政治系動画では異例の回数だけに話題になっているが、小池氏は「(再生回数の背景は)分かりませんが、YouTubeだと、広告で使うこともあると。そうすると、意図的に見ようとしなくても、目に入っちゃうということもあるんじゃないかと思います」とも分析した。

その上で、「私たちは広告にお金を使って、というのはできないので、かなりハンディキャップはある。選挙中の動画についても、一定の公平性を担保するようなことも、今後は考えていかないといけないのではないか」と苦言を呈しながらも、「そんなことを言ってられないので、できるだけ見てもらう動画をつくりたい」と訴えた。

番組では、先月30日に公開された共産党の田村智子委員長のYouTube再生回数が、約430万回であること紹介。小池氏は「田村委員長が街頭に出て、若者に直撃する。やらせでもなんでもなく『私のこと知ってますか?』って。ああいうことができる党首って、あまりいないと思う。

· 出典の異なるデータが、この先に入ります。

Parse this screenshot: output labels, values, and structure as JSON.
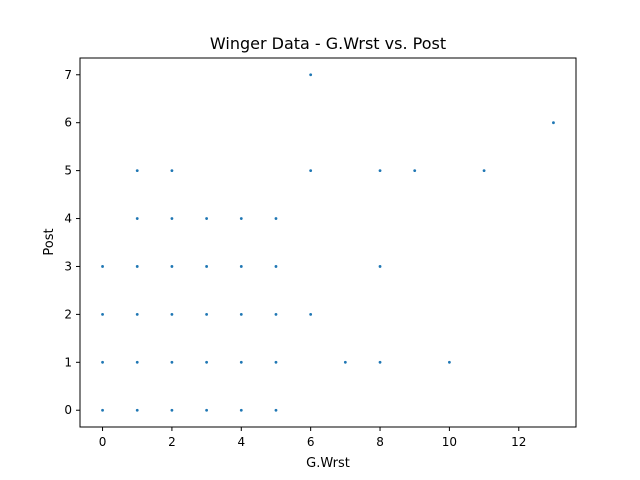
{
  "chart_data": {
    "type": "scatter",
    "title": "Winger Data - G.Wrst vs. Post",
    "xlabel": "G.Wrst",
    "ylabel": "Post",
    "xlim": [
      -0.65,
      13.65
    ],
    "ylim": [
      -0.35,
      7.35
    ],
    "xticks": [
      0,
      2,
      4,
      6,
      8,
      10,
      12
    ],
    "yticks": [
      0,
      1,
      2,
      3,
      4,
      5,
      6,
      7
    ],
    "grid": false,
    "marker_color": "#1f77b4",
    "points": [
      {
        "x": 0,
        "y": 0
      },
      {
        "x": 1,
        "y": 0
      },
      {
        "x": 2,
        "y": 0
      },
      {
        "x": 3,
        "y": 0
      },
      {
        "x": 4,
        "y": 0
      },
      {
        "x": 5,
        "y": 0
      },
      {
        "x": 0,
        "y": 1
      },
      {
        "x": 1,
        "y": 1
      },
      {
        "x": 2,
        "y": 1
      },
      {
        "x": 3,
        "y": 1
      },
      {
        "x": 4,
        "y": 1
      },
      {
        "x": 5,
        "y": 1
      },
      {
        "x": 7,
        "y": 1
      },
      {
        "x": 8,
        "y": 1
      },
      {
        "x": 10,
        "y": 1
      },
      {
        "x": 0,
        "y": 2
      },
      {
        "x": 1,
        "y": 2
      },
      {
        "x": 2,
        "y": 2
      },
      {
        "x": 3,
        "y": 2
      },
      {
        "x": 4,
        "y": 2
      },
      {
        "x": 5,
        "y": 2
      },
      {
        "x": 6,
        "y": 2
      },
      {
        "x": 0,
        "y": 3
      },
      {
        "x": 1,
        "y": 3
      },
      {
        "x": 2,
        "y": 3
      },
      {
        "x": 3,
        "y": 3
      },
      {
        "x": 4,
        "y": 3
      },
      {
        "x": 5,
        "y": 3
      },
      {
        "x": 8,
        "y": 3
      },
      {
        "x": 1,
        "y": 4
      },
      {
        "x": 2,
        "y": 4
      },
      {
        "x": 3,
        "y": 4
      },
      {
        "x": 4,
        "y": 4
      },
      {
        "x": 5,
        "y": 4
      },
      {
        "x": 1,
        "y": 5
      },
      {
        "x": 2,
        "y": 5
      },
      {
        "x": 6,
        "y": 5
      },
      {
        "x": 8,
        "y": 5
      },
      {
        "x": 9,
        "y": 5
      },
      {
        "x": 11,
        "y": 5
      },
      {
        "x": 13,
        "y": 6
      },
      {
        "x": 6,
        "y": 7
      }
    ]
  }
}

すごいなと思って見ている」と、田村氏の動画を評価した、

一方、司会者から「SNSが、選挙戦でかなり、クリティカル(決定的)に影響している可能性もある。資金力にも左右されるが共産党の戦略はありますか」と問われると、「基本的に選挙は自由であるべきだし、いろんな発信は制約を法的に加えることは、あまりよろしくないことだと思う」とした上で、「資金力で圧倒的に差が出てしまうことには、何らかの対策は考えないといけないのではないか」と指摘した。

また、「結構、フェイクが流れている。今はAIでいろんなものができる。それを信じている方もいるので、間違った情報をただしていくことは、やっていかないといけないと思う」とも訴えた。

高市首相の動画は、自民党の公式YouTubeチャンネルで展開されているもの。「【高市総裁メッセージ】日本列島を、強く豊かに」と題した31秒の動画は、衆院選公示日前日の1月26日にアップされ、「高市早苗です。挑戦しない国に未来はありません」などと、呼び掛ける内容。4日に1億回を突破した。異例の再生回数となった背景をめぐっては、X(旧ツイッター)などで広告として配信されていることの影響を指摘する声もある。